El Ajedrez como Herramienta Estratégica para el Abogado Litigante

EL ESPACIO EN EL AJEDREZ
23 de agosto, 2020
A PROPÓSITO DEL OBJETIVO Y ALCANCE DE UN LIBRO
31 de agosto, 2020

Dr. Cirilo Bustamante (1)

Es frecuente ilustrar con piezas de ajedrez las tapas de los libros o los afiches de las actividades que tienen que ver con el pensamiento estratégico, especialmente en el mundo de los negocios. También se hace jugar al ajedrez a ciertos personajes de la ficción, como en el cine, para denotar que poseen una afilada inteligencia o la habilidad de adelantarse a los movimientos de sus rivales. En la película «Asesinos» (1995), Robert Rath (Stallone) intercambia disparos, pero también jugadas de ajedrez a través de su computadora con Miguel Bain (Banderas), la metáfora está clara: el vencedor no será el más hábil con las armas, sino quien logre anticipar cuál es el plan del rival.

Lo cierto es que, como muchas otras cosas que transcurren en la ficción, esa metáfora posee un sustrato de verdad –lo que la hace verosímil– y otra porción de fantasía o exageración. Que sea el ajedrez un deporte mental útil para aprender a pensar estratégicamente, e incluso que a temprana edad reporte beneficios en el aprendizaje de materias como las matemáticas, es algo que cuenta con sustento empírico2. Que el juego también pueda utilizarse en una edad adulta, para traspolar sus principios estratégicos y tácticos a otros terrenos de competencia –como el managment o el litigio judicial–, no se ha investigado en la misma medida34, aunque sea un campo de gran riqueza para desarrollar, como nos ha ilustrado el autor y Maestro Internacional Cyrus Lakdawala5.

Sostendré la hipótesis de que la respuesta es positiva, y que tanto la práctica del ajedrez y en especial, el desarrollo de una teoría de sus principios más abstractos, pueden servir para agudizar la capacidad estratégica en otros campos. En este caso y con espíritu exploratorio propongo una guía

Dr. Cirilo Bustamante

esquemática de los fundamentos y principios del juego que podrían trasladarse, a través de una analogía razonable, a las lides judiciales. Algunos primeros trazos para ese esquema son los siguientes:

Los jugadores y… el juez: Dice Borges en su poema, que los jugadores de ajedrez se demoran en el «…severo ámbito en que se odian los colores». Es sabido, y aconsejado ya por Couture, que este odio que metafóricamente utiliza el escritor, no ha de acompañar la tarea del profesional del Derecho6. En cambio, el ámbito del litigio sí es tan severo como el tablero Borgesiano, y en él se debatirán dos (o a veces más) partes que se enfrenten con el objetivo de lograr su pretensión procesal o defenderse de la deducida por la contra-parte. La principal diferencia entre ambos ámbitos estriba en la objetividad del resultado. En ajedrez, quién juegue mejor, o quien «cometa el penúltimo error»7 será el que consiga la victoria.

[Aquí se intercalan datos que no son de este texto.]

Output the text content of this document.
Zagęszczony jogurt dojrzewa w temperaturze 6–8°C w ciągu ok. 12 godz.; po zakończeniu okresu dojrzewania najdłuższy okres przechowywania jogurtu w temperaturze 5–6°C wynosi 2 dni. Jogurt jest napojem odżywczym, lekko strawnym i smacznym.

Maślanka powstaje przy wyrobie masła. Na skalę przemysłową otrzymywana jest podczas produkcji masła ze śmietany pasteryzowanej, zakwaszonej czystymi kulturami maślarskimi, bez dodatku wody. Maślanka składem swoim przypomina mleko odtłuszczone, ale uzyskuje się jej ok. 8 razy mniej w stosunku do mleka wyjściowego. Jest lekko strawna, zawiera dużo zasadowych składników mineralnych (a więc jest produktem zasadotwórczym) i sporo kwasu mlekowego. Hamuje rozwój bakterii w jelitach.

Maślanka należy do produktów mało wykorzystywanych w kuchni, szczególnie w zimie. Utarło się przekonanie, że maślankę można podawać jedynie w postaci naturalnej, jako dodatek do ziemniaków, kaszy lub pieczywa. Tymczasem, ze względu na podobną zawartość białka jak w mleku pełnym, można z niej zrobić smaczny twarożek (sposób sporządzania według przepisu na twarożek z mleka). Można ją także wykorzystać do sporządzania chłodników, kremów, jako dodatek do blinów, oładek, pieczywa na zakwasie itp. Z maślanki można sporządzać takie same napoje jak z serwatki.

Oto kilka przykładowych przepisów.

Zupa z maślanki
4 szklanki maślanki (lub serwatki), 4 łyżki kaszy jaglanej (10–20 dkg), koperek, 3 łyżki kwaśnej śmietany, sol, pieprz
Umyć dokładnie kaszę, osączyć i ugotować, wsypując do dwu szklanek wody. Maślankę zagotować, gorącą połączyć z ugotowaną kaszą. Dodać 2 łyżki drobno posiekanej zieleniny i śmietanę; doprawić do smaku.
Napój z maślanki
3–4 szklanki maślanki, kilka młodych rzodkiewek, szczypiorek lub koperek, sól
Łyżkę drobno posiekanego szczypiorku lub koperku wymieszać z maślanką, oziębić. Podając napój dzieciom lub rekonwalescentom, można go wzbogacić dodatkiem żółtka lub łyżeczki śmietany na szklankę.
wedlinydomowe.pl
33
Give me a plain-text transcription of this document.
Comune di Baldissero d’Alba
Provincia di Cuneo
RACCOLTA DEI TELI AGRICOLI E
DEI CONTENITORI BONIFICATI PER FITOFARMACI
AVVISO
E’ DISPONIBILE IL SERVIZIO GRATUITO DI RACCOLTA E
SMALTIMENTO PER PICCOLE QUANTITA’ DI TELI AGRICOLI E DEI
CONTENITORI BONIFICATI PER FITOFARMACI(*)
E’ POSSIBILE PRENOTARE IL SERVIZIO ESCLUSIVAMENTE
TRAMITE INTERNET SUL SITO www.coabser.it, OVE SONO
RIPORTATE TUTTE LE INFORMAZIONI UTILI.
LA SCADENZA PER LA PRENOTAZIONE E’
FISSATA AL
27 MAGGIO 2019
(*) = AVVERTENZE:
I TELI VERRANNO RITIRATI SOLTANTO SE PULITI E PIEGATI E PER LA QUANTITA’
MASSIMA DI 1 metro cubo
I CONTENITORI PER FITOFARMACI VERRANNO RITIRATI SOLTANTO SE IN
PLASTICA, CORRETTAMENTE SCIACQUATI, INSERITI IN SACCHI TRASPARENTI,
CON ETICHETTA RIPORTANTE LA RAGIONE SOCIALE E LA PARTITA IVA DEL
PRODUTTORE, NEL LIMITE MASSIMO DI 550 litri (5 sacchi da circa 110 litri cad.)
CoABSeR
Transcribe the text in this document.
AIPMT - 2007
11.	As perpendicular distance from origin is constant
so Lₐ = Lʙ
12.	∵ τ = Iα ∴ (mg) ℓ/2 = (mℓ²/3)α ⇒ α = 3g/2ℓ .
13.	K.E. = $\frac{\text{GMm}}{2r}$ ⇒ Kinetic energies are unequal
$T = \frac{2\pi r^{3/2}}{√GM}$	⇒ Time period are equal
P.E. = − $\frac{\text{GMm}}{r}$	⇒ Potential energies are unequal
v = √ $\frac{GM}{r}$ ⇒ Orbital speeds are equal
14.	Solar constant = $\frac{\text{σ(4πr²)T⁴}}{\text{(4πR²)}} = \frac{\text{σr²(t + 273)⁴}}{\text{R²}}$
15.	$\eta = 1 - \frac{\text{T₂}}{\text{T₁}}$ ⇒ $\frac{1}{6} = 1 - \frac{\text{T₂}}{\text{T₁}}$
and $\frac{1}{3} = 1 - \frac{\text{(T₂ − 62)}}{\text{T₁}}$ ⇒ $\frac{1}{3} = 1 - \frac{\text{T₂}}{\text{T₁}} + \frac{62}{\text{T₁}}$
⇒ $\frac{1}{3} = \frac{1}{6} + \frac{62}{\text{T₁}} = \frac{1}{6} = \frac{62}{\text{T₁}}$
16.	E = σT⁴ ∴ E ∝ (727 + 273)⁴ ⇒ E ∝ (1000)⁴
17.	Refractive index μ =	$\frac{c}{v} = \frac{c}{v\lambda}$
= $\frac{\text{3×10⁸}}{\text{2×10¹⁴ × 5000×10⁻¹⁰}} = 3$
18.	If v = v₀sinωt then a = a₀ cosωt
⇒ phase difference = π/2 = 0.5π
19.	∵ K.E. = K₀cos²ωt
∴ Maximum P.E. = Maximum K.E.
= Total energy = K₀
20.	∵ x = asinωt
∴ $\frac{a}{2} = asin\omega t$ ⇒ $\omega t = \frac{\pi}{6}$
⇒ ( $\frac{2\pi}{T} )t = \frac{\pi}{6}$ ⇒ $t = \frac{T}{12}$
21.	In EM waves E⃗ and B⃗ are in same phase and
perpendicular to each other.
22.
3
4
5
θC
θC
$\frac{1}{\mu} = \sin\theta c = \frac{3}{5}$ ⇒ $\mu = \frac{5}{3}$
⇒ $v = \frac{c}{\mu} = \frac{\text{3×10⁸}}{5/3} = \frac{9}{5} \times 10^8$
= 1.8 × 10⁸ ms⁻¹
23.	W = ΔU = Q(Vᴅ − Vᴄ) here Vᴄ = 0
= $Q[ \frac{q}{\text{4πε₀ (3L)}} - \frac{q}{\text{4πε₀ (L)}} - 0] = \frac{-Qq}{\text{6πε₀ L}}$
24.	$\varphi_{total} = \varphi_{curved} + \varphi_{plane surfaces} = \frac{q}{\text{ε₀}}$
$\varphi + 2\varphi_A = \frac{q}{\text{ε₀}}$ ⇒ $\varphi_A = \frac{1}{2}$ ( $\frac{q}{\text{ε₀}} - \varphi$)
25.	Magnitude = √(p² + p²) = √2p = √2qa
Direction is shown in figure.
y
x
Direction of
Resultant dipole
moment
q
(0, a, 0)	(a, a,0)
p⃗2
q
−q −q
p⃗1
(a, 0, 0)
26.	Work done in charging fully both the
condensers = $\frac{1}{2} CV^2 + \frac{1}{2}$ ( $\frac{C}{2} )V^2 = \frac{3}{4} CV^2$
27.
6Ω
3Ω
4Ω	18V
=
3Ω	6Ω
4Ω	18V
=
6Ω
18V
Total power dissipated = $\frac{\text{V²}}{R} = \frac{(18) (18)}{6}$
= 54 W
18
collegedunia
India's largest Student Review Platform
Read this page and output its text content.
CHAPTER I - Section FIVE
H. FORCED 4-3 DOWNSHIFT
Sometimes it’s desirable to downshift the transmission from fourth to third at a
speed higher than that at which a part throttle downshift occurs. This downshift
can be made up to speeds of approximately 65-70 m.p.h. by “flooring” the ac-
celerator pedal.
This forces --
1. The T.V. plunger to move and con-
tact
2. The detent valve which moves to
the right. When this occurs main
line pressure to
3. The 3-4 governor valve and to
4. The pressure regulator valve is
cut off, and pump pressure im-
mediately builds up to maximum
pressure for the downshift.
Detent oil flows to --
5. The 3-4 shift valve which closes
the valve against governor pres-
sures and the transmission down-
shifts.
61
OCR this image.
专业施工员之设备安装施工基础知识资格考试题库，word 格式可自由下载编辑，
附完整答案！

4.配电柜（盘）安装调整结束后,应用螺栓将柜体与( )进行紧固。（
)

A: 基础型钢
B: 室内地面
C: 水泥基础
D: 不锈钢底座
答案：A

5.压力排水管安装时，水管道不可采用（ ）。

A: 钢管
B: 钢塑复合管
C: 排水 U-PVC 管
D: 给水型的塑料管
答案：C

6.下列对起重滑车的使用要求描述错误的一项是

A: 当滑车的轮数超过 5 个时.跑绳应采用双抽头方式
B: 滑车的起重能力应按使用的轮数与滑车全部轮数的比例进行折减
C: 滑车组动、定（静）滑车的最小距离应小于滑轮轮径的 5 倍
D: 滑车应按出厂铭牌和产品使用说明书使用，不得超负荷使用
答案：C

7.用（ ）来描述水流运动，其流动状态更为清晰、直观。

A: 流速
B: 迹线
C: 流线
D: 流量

En el caso judicial el resultado no dependerá exclusivamente de ello porque gravita también en otro factor humano, y por lo tanto subjetivo: es decir, el juez que aprecia, interpreta y finalmente emite su decisión. Por ello el abogado, en rol de litigante, no solo debe pensar la «mejor jugada objetiva», sino que debe incluir como componente estratégico una lectura, tanto del adversario como del propio juez, en lo posible también, conociendo las decisiones previas de éste o sus tribunales superiores. La estrategia más adecuada entonces, podrá ser distinta dependiendo del decisor que entienda en él. Un juez en particular puede estar más inclinado a seguir cierta doctrina y no otra, tener sus autores favoritos y otros con los que discrepa, poseer un perfil más académico o uno más pragmático sin que estas categorías sean excluyentes, tener más apertura frente a las innovaciones, la creatividad probatoria y las nuevas tecnologías como las pericias informáticas o ser más tradicional o conservador respecto del proceso, etc8.

El conocimiento de este «perfil de juez» o incluso del fuero mismo, se adquiere solamente con la práctica y algunos años recorriendo los pasillos de los tribunales. De forma intuitiva y gracias a la experiencia, el abogado litigante llega a adquirir y utilizar ese conocimiento de los jueces y los tribunales: a veces se utiliza dentro de las legítimas reglas de la profesión y otras veces, desagraciadamente, fuera de tales reglas. Sin llegar a los extremos, este bagaje se puede tornar consciente y utilizarse para perfilar la estrategia correcta del caso. Los ajedrecistas utilizan algo que se llama la “preparación» para un oponente específico con el que se sabe que se va a jugar próximamente.

Dr. Bustamante

Por ejemplo, en los torneos abiertos, el «pareo»9 se conoce el día anterior y el ajedrecista cuenta con una tarde, algo de la noche –sacrificando horas de sueño– y parte de la mañana siguiente, para estudiar las partidas de su adversario que puede encontrar en las bases de datos. Si el trabajo se realiza a conciencia, se obtendrá información valiosa: repertorio de aperturas del rival, las posiciones en las que se siente más cómodo y las que más «sufre», sus fortalezas y debilidades, etc.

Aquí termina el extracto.